THE casting couches of Hollywood may seem like a million miles away from the factories, offices and shops of Scotland.
But the scourge of sexual harassment at work is as familiar to women here as it is to A-list actresses facing predatory movie moguls, new figures have revealed.
A study by charity Zero Tolerance Scotland has found three-quarters of Scots have suffered or witnessed sexual harassment at work.
And analysis by The Sunday Post also shows that more than two employment tribunal complaints have been filed every day since 2012, where women said they suffered sexual discrimination or were treated badly, even sacked, because they were pregnant.
A damning tale, and Zero Tolerance argues these figures may only be the tip of the iceberg because so many cases go unreported.
But could the “Weinstein effect” be about to change that culture of fear about speaking out about sexual harassment?
In the weeks since top film producer Harvey Weinstein had dozens of allegations of inappropriate sexual behaviour and rape, which he denies, levied against him, more examples of the problem from different walks of life have emerged.
And one leading lawyer has revealed she is already seeing an increase in reports of abuse on the back of the publicity around the Weinstein allegations.
Margaret Gribbon, of employment law specialists Bridge Litigation, said she usually dealt with two or three cases of sexual harassment a year, but had been approached by two woman in the last week alone.
The leading lawyer – who said such behaviour has been “going on for decades” – revealed she had taken a call from a potential client last week who directly referenced the Weinstein allegations.
She insisted sexual harassment affected all industries and job sectors, from professional woman to blue-collar workers.
“In my experience, women are as likely to be harassed in a law firm as they are in a chicken factory,” she said.
“The pattern to it is the alleged harasser is usually always in a position of power in a hierarchical structure.
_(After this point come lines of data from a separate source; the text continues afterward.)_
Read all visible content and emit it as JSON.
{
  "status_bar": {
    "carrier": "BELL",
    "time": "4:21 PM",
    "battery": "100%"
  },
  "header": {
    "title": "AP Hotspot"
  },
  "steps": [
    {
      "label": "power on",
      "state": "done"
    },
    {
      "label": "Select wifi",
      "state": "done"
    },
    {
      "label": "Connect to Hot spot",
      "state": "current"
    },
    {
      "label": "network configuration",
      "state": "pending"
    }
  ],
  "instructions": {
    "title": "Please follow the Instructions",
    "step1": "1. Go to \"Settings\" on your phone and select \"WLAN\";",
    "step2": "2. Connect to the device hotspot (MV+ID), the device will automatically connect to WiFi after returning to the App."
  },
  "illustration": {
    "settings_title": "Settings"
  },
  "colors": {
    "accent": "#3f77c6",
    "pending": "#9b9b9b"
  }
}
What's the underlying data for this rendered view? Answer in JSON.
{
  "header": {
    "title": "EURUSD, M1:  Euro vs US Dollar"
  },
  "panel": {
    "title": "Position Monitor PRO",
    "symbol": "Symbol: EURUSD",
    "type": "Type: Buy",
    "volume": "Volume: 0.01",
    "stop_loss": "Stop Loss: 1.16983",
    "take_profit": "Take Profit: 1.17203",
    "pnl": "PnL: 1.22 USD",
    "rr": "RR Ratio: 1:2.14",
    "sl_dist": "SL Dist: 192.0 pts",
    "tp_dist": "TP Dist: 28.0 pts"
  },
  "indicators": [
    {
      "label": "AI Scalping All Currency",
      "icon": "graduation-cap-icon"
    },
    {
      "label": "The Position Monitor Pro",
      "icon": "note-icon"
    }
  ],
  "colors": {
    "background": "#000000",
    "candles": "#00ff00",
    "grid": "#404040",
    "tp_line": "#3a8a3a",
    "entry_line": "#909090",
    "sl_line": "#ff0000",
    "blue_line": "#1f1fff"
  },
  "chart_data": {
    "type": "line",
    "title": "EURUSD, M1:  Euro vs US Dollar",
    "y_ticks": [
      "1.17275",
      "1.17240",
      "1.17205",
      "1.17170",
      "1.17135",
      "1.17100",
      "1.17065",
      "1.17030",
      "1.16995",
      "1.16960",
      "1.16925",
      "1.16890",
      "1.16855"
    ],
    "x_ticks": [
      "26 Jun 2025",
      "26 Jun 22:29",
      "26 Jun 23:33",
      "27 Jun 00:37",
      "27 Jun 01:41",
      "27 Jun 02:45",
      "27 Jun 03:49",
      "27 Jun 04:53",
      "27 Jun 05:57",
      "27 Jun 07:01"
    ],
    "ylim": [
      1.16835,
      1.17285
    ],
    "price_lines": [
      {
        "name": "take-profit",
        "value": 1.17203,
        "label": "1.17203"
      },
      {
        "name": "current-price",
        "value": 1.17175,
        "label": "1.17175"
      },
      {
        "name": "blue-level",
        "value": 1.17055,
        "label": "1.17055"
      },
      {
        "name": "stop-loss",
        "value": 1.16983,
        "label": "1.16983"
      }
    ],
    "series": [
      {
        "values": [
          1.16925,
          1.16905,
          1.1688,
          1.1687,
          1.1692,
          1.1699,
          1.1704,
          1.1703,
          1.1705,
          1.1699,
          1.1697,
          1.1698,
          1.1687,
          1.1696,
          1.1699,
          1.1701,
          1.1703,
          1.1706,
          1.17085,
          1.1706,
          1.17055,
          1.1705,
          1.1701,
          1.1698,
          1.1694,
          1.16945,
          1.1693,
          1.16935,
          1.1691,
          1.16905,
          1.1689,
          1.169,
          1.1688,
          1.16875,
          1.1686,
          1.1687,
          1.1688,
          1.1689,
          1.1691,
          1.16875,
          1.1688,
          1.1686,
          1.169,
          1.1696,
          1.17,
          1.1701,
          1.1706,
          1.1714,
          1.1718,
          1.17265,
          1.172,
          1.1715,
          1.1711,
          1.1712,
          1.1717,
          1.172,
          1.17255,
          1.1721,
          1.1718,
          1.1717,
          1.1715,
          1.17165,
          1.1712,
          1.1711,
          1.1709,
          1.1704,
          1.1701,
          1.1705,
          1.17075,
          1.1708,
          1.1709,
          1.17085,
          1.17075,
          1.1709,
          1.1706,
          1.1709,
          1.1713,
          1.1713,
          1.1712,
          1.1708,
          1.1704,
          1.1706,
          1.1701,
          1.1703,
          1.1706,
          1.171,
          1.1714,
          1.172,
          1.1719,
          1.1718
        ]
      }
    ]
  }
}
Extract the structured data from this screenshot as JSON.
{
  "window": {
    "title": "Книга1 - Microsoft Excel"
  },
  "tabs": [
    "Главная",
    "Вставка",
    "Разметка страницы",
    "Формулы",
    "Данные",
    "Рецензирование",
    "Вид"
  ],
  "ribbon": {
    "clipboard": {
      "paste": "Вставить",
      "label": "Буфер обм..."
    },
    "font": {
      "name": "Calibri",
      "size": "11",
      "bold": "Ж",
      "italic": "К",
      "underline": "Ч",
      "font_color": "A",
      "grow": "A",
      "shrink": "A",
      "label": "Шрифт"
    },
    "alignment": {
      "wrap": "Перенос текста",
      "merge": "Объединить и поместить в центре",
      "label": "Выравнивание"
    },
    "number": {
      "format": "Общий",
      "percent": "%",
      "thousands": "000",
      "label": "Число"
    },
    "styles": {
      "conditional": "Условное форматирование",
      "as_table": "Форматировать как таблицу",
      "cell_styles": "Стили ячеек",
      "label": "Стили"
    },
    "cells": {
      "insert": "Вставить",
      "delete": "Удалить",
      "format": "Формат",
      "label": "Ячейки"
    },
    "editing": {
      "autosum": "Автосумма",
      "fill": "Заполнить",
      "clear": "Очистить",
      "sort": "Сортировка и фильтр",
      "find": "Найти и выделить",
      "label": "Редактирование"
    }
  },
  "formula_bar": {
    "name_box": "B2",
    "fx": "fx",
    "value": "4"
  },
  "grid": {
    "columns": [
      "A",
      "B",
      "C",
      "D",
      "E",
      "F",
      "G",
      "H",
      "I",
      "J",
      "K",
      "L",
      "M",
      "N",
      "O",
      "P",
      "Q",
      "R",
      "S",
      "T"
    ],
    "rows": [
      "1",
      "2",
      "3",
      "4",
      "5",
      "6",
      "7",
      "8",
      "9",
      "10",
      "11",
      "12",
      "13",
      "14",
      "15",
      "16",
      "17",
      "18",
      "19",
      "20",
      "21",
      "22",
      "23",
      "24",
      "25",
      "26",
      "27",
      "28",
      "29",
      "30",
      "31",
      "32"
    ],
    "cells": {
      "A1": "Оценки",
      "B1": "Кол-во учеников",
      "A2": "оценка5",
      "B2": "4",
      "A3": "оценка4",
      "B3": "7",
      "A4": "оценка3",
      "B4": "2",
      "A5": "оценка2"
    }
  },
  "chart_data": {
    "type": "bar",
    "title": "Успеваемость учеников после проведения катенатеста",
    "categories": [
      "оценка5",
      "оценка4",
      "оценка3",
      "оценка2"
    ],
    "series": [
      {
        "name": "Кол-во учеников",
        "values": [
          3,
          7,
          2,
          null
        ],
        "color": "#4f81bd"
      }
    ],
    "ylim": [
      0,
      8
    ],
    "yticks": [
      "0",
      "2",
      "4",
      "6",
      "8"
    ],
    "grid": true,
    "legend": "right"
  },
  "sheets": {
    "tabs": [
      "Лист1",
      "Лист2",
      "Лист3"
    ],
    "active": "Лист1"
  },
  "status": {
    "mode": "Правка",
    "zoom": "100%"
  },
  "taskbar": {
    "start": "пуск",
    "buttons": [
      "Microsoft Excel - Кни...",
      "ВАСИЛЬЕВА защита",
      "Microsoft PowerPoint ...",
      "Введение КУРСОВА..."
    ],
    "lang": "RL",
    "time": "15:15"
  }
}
It’s an absolute abuse of power.”
Eileen Dinning, equalities officer with the Unison trade union, said that harassment at work comes from the public as well as colleagues.
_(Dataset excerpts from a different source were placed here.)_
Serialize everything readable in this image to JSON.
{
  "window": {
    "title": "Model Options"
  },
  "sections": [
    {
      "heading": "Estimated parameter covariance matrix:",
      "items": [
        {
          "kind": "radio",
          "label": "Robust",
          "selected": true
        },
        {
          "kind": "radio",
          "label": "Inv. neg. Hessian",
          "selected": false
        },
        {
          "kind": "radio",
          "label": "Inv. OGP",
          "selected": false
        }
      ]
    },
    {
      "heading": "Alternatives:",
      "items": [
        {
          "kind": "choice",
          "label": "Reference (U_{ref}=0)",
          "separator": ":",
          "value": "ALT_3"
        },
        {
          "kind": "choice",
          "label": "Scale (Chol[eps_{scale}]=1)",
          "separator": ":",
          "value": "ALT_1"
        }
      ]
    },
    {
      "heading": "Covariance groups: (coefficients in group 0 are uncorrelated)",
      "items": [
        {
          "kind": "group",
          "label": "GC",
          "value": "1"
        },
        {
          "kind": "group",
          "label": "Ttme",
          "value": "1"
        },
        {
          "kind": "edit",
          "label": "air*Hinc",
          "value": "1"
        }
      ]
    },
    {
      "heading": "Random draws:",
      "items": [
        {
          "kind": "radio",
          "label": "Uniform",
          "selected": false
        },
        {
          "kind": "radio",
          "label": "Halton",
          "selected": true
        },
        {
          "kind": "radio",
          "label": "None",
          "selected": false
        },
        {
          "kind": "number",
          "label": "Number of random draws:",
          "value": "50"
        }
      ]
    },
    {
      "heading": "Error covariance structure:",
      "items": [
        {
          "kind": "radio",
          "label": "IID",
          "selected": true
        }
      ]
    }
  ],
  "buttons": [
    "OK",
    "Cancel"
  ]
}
“Carers are particularly vulnerable,” she said. “If they are on their own and doing a home visit they are vulnerable.
“There was a time when women became more confident about reporting that kind of behaviour but because work is more precarious for people they are scared, particularly if it’s their boss coming away with this kind of stuff.”
Ms Dinning said she had dealt with cases reported by cleaners right up to an council assistant director.
And while she admitted unions do not have a spotless record, she insisted that Unison was “extremely stringent” and would act quickly to clamp down on any sexual harassment that took place within its ranks.
More than 600 people responded to the Zero Tolerance survey, which was carried out last year.
Around 80% were woman, while 83% worked in the public sector, 9% in the third sector and 6% in the private sector.
One in 10 respondents to Zero Tolerance’s survey reported mental or physical abuse, including rape, while 74% described experiencing or witnessing sexual harassment, teasing or innuendo at work.
Rachel Adamson, co-director of the charity, said: “Many women feel unable to report gender discrimination or sexual harassment for fear of jeopardising their job security and, as our report shows, the majority of workplaces in Scotland simply do not have the processes in place to allow a woman to safely report in the first place.
“Until employers make significant progress in creating an environment free of gender-based bullying and discrimination, women will always be disadvantaged in the workplace.”
Labour MSP Jenny Marra urged politicians to use their position to highlight sexual abuse – and admitted sexist behaviour is prevalent within trade unions associated with her party.
She said: “This is an issue that is about power as much as it is about sex and those of us who are elected to parliament or are in senior jobs have a duty to remember that women in less powerful situations bear the brunt of sexist behaviour.
“Just because we are not experiencing this on a daily basis, it does not mean it isn’t happening.
“Women who have less protection – particularly in low-paid jobs and within trade unions – are experiencing that sexism on a daily basis, often quite harshly.”
A Scottish Government spokeswoman said Ministers had funded Rape Crisis Scotland to develop guidance for anyone subject to sexual harassment or violence at work.
They added: “There are wide-ranging laws available to deal with anyone who bullies or harasses another person and all employers are expected to take effective action against inappropriate behaviour as soon as they become aware of it.”
A Rape Crisis Scotland spokeswoman said: “Many people in touch with us speak of their experiences of sexual harassment both in the workplace and in many other contexts.
“No one should have to put up with sexual harassment at work or anywhere else – this is an abuse of power, and often criminal behaviour prosecutable under sexual offences legislation.
“It is time for widespread public education on these issues and for a zero tolerance attitude to this kind of abuse of power and routine disrespect we still see and hear about far too often.”